Per Santa Clarita Diet, di Victor Fresco, un discorso a parte. La prima puntata è addirittura del 2017 e siamo ad oggi alla seconda stagione, riconfermata una terza. Drew Barrymore interpreta Sheila, che lavora assieme al marito Joel (Timothy Olyphant) come agenti immobiliari. Durante una visita ad una casa lei vomita ovunque imbrattando ogni centimetro del bagno. E muore. Poi si risveglia e mangia solo carne fresca. Poi carne umana. Perciò il non-morto di Victor Fresco ha le sembianze di una madre di famiglia americana, intraprendente ma non troppo, capace ma non troppo eccetera. Le premesse sono buonissime. E la serie, pur su un intreccio direi a dir poco elementare, si dimostra assolutamente capace di divincolarsi nel genere, rinnovando la zombie serie con il capovolgimento di qualche cliché e soprattutto con una violenza spropositata: è giusto uccidere un nazista? Sì, certo. E un nazista sulle sedia a rotelle? Certo, l’impianto è della comedy, quindi la brutalità è sempre condita non da sangue ma da salsa barbecue ed è pure eccedente per fare paura.

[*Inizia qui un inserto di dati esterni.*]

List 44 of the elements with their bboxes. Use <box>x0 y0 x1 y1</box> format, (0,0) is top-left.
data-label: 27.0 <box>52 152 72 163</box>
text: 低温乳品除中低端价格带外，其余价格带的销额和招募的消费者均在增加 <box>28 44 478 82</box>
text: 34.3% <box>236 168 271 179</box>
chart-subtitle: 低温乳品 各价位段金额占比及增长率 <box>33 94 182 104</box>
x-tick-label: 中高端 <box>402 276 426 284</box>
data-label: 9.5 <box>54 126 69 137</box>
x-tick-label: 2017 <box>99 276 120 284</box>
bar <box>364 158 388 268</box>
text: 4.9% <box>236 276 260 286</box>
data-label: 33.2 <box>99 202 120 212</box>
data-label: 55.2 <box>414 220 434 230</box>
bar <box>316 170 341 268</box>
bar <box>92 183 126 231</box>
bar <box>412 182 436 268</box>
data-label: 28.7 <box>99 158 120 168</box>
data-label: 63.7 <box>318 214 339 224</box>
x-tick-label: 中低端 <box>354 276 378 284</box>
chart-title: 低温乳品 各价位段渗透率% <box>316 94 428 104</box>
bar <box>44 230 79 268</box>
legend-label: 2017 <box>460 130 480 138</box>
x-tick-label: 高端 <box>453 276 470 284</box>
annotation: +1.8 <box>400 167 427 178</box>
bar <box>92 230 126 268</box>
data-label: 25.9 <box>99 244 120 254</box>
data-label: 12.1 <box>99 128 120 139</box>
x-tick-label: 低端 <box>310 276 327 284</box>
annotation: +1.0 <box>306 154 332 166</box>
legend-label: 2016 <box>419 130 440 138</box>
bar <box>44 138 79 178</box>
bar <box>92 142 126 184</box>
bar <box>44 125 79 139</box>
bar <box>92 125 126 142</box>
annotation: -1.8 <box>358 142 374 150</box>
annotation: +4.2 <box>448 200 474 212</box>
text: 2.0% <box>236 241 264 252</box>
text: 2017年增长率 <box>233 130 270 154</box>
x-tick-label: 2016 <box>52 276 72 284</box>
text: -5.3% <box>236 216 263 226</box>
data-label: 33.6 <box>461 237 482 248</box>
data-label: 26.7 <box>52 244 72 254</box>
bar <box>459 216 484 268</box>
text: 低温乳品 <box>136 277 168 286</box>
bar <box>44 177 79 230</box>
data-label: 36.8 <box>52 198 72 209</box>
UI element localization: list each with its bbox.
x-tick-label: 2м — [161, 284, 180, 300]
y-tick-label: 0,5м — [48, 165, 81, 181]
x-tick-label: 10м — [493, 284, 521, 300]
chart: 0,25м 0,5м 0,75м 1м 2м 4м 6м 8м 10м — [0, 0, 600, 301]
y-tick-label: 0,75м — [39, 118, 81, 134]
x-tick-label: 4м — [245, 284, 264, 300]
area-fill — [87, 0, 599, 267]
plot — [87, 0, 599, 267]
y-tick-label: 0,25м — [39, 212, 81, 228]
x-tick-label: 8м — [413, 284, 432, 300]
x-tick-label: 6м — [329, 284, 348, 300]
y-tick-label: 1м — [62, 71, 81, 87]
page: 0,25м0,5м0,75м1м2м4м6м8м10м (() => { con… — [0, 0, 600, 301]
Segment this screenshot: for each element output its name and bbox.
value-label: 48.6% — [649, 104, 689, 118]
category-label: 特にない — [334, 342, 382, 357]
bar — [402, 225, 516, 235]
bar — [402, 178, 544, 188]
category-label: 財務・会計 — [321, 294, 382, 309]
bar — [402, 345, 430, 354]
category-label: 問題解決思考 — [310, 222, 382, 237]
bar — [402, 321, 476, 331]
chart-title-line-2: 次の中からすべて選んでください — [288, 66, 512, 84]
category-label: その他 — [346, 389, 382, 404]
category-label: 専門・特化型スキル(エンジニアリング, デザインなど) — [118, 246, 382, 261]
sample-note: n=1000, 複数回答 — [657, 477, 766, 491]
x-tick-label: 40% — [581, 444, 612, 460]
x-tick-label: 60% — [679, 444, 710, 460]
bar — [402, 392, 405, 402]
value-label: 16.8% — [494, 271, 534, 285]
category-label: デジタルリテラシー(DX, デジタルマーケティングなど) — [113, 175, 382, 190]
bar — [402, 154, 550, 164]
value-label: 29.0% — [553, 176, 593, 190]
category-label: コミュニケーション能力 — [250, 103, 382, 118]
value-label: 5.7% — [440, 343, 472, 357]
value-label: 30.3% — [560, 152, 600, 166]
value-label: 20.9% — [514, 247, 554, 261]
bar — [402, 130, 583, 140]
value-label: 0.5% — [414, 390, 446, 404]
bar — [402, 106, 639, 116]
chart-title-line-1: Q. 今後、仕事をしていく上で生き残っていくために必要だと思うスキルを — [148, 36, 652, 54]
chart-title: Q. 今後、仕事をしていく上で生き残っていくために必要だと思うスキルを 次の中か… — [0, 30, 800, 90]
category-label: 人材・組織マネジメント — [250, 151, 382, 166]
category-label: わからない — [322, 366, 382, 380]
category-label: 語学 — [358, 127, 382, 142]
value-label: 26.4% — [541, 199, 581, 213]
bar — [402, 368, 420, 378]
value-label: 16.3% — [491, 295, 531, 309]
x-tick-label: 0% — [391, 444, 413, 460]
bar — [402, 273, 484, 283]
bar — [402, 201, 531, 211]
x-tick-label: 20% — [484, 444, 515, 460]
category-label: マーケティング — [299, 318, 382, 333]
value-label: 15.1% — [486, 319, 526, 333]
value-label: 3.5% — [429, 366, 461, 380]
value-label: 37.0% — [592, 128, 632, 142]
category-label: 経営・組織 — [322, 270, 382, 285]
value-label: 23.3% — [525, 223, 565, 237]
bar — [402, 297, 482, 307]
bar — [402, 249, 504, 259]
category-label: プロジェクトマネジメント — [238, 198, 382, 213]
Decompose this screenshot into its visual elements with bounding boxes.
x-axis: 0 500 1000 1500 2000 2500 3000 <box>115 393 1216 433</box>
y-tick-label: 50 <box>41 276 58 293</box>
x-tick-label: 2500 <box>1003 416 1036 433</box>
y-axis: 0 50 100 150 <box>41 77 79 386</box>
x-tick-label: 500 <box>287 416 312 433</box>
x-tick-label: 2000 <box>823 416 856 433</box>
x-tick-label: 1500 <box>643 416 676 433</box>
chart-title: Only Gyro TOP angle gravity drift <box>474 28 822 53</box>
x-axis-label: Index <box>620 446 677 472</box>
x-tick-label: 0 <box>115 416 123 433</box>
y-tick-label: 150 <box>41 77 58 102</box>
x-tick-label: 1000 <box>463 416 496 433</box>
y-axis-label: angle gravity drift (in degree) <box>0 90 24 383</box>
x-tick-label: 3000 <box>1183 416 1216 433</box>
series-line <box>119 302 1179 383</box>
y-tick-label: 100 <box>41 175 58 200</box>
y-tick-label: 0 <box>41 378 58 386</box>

Infatti il punto di forza è nel dialogo, parlano forse troppo, con ironia a dir poco fresca, nuova, sicuramente per l’apporto non da poco della figlia Abby (Liv Hewson), e dell’amico vicino di casa friendzonabile Eric (Skyler Gisondo) [ma non è nome da donna?]. Bene. Anche qui però nessuna pretesa, penso, di rilievo nel campo della settima o ottava arte. Tutto nella norma, con voto positivissimo alla sceneggiatura e in particolare al dialogato. Consigliata, soprattutto in sessione esami visto che gli episodi durano meno di mezz’ora. 1522046747_santa-clarita-diet-hammond-family

Vi ho parlato di due serie gradevoli, comode direi, un divano Ikea, di grande produzione, che se ti siedi su uno in pratica ti sei seduto su tutti, ma ad ogni modo, ribadisco, piacevole, rilassante. Westworld è una sedia in legno oppure una poltrona in pelle, dipende con che luna ti alzi e con che luna si sono alzati alzati quel Nolan lì, e Joy e Gross. Niente. Alla prossima, quando avrò forse il coraggio di parlarne.